On the eastern side of the peninsula lie the high cliffs of Ketubjörg, where a small, meandering stream plunges over the edge, tumbling down 100 metres onto the black beach below. The land is visibly deteriorating around the cliffside, with large cracks appearing in the ground. A wooden stile leans precariously towards the precipice, the onward path swept away by an earlier landslide. I stand shivering in the fierce wind, looking out at the twin islands of Drangey and Málmey, imagining what life was like in this unforgiving place in centuries past.
End of the road
The final stop is Grettislaug, a geothermal bathing spot where it’s fabled that Grettir of Grettis Saga once had a soak. It lies at the end of Reykjaströnd, a long, narrow shelf of land between the tall, jagged mountains of the peninsula and the rippling sea of Skagafjörður. We bounce up the unpaved road, pausing occasionally for herds of horses to cross in front of us.

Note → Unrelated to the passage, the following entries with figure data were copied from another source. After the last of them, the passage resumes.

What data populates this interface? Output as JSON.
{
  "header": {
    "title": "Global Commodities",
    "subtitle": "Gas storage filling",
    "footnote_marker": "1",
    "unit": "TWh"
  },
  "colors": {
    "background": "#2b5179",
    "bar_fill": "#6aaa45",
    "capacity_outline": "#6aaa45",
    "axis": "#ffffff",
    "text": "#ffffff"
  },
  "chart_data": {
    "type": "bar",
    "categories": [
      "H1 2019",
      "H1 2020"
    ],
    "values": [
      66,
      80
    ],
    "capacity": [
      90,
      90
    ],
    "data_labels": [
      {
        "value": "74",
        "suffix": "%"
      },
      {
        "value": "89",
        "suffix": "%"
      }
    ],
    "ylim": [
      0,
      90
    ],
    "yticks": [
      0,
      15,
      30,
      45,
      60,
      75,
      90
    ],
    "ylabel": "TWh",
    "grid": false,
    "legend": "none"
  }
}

Grettislaug is where the road terminates. The attendant is a white-bearded Akranes resident who’s been living here all summer in a wooden cabin that also serves as a reception area and café. He pours us some hot coffee, relating that even during the autumn he welcomes fifty or so visitors to Grettislaug each day.
There are two small pools on the shore, Grettislaug and Jarlslaug. They’re man-made, but natural in look and feel, built into the ground from large stones and filled from a nearby hot spring. The water is silky and clear, and we linger for an hour with the pool to ourselves, watching the chilly evening set in. The sky fades into a gradient of fiery orange, vivid pink and bruised purple. We leave the pool reluctantly, drying off hastily as the temperature drops and the light fades, before setting out to race the sunset back to Blönduós.